Francis Potter, a reclusive
18
, monkish man whom I have never met, even though he used to live in Trinity College and his brother Hannibal whom I know well still does, has a book with the booksellers called
An Interpretation of the Number 666
. It is said the idea for it came to him seventeen years ago as he climbed and counted the stairs to his college room. He has extracted 25 as the nearest square root to the Number of the Beast and contrasted it with 12: the square root of 144, the number of the Church. Potter, whom I would love to meet, argues that 25 is a fatal and unfortunate number. In the Book of Revelation he has found many instances of the number 12; in the Roman Church he has found many instances of 25. There were 12 Apostles, but 25 cardinals in the Church of Rome. There were 12 Commandments in the Apostles’ Creed, but 25 Articles of the Roman faith, published by Pius IV after the Council of Trent. The High Altar in St Peter’s Church in Rome is surmounted by a gilded cross, 25 hands high, and the High Altar itself is an exact cube 25 x 25 feet. Christ began to do his father’s work when he was 12 years old; but priests, deacons and subdeacons of the Roman Church reach vocational maturity at 25. The Church’s main holidays, including Christmas, are held on the 25th of the month. As I lie awake at night in Broad Chalke, reading, missing Oxford, wishing I could return there, I imagine Potter waking in a cold sweat, terrified of being brought before the Pope in Rome and condemned to death for his ideas. Thoughts of the Antichrist fill my mind as the rising sun throws a lattice of intersecting lines across the bedroom floor. Those who talk of politics say a universal darkness is gathering. The King and his Parliament are irreconcilably at odds. Chaos will break over England.

. . .

I have met
19
and become friends with the divine and mathematician Edward Davenant, vicar of Gillingham in Dorset. He is of great diligence in study and well versed in all kinds of learning. He tells me he has no esteem for astrology at all. He is helping me learn algebra; his daughters are already algebrists.

. . .

23 October

On this day the Battle of Edgehill was fought in southern Warwickshire: the war is begun. Neither the King’s nor the Parliament’s army triumphed. The result is inconclusive and the King has resumed his march on London, but is thwarted in arriving there.

. . .

Anno 1643

February

I have revolted against my father. With much ado, I have overridden his fearful anxiety and am once again in Oxford, where King Charles has entered the city like Apollo and taken it back from the Parliament’s soldiers. As I rode back here I saw perhaps a dozen soldiers, belonging to the King’s garrison in Abingdon, keeping watch near the barrow on Cutchinlow Hill. They stood guard in a great pit so that if the enemy comes, only their heads will be shot at. Oxford is crowded with soldiers. The King resides in Christ Church and his Queen in Merton College. A special path has been laid through the grounds of Corpus Christi for them to visit each other.

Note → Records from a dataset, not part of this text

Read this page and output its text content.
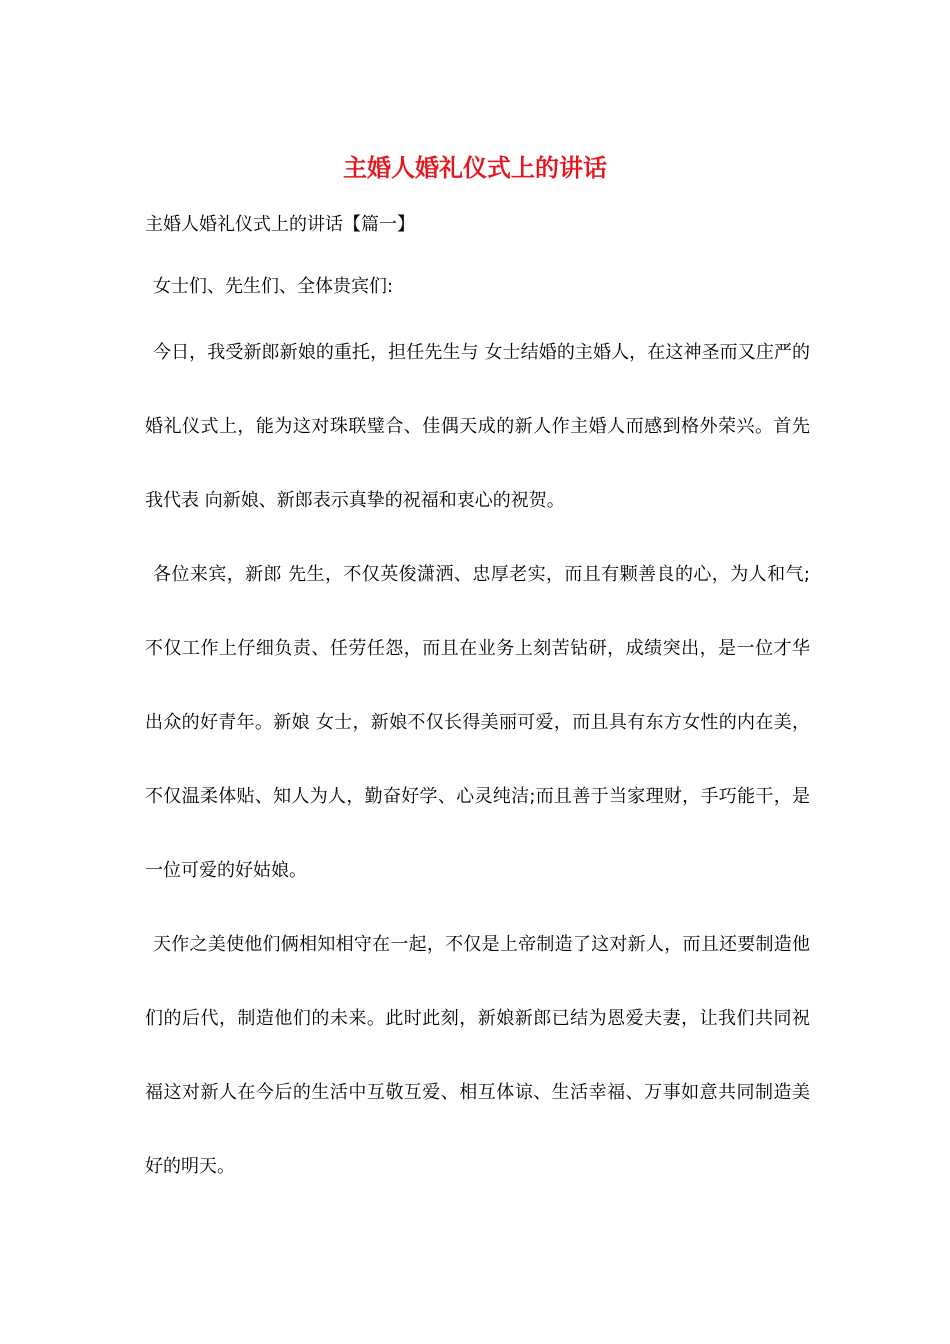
主婚人婚礼仪式上的讲话

主婚人婚礼仪式上的讲话【篇一】

女士们、先生们、全体贵宾们:

今日，我受新郎新娘的重托，担任先生与 女士结婚的主婚人，在这神圣而又庄严的婚礼仪式上，能为这对珠联璧合、佳偶天成的新人作主婚人而感到格外荣兴。首先我代表 向新娘、新郎表示真挚的祝福和衷心的祝贺。

各位来宾，新郎 先生，不仅英俊潇洒、忠厚老实，而且有颗善良的心，为人和气;不仅工作上仔细负责、任劳任怨，而且在业务上刻苦钻研，成绩突出，是一位才华出众的好青年。新娘 女士，新娘不仅长得美丽可爱，而且具有东方女性的内在美，不仅温柔体贴、知人为人，勤奋好学、心灵纯洁;而且善于当家理财，手巧能干，是一位可爱的好姑娘。

天作之美使他们俩相知相守在一起，不仅是上帝制造了这对新人，而且还要制造他们的后代，制造他们的未来。此时此刻，新娘新郎已结为恩爱夫妻，让我们共同祝福这对新人在今后的生活中互敬互爱、相互体谅、生活幸福、万事如意共同制造美好的明天。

Sometimes the visits are secret, sometimes ceremonial. The court has been shrunken in scale and mapped on to Oxford and the King’s army is billeted here: he is gathering his forces. There are already several thousand foot soldiers and three troops of horses, but more keep coming. The city is too small to cope. It is overfull, disease-ridden, people in the street are hungry and dying. All the colleges have become barracks; Magdalen Hall is an arsenal; where once was the corn market men make bullets, so grain is stored now in the Academic Schools and those that labour there produce military uniforms not arguments or scholarship; Oxford Castle is a prison; Osney Abbey a powder mill.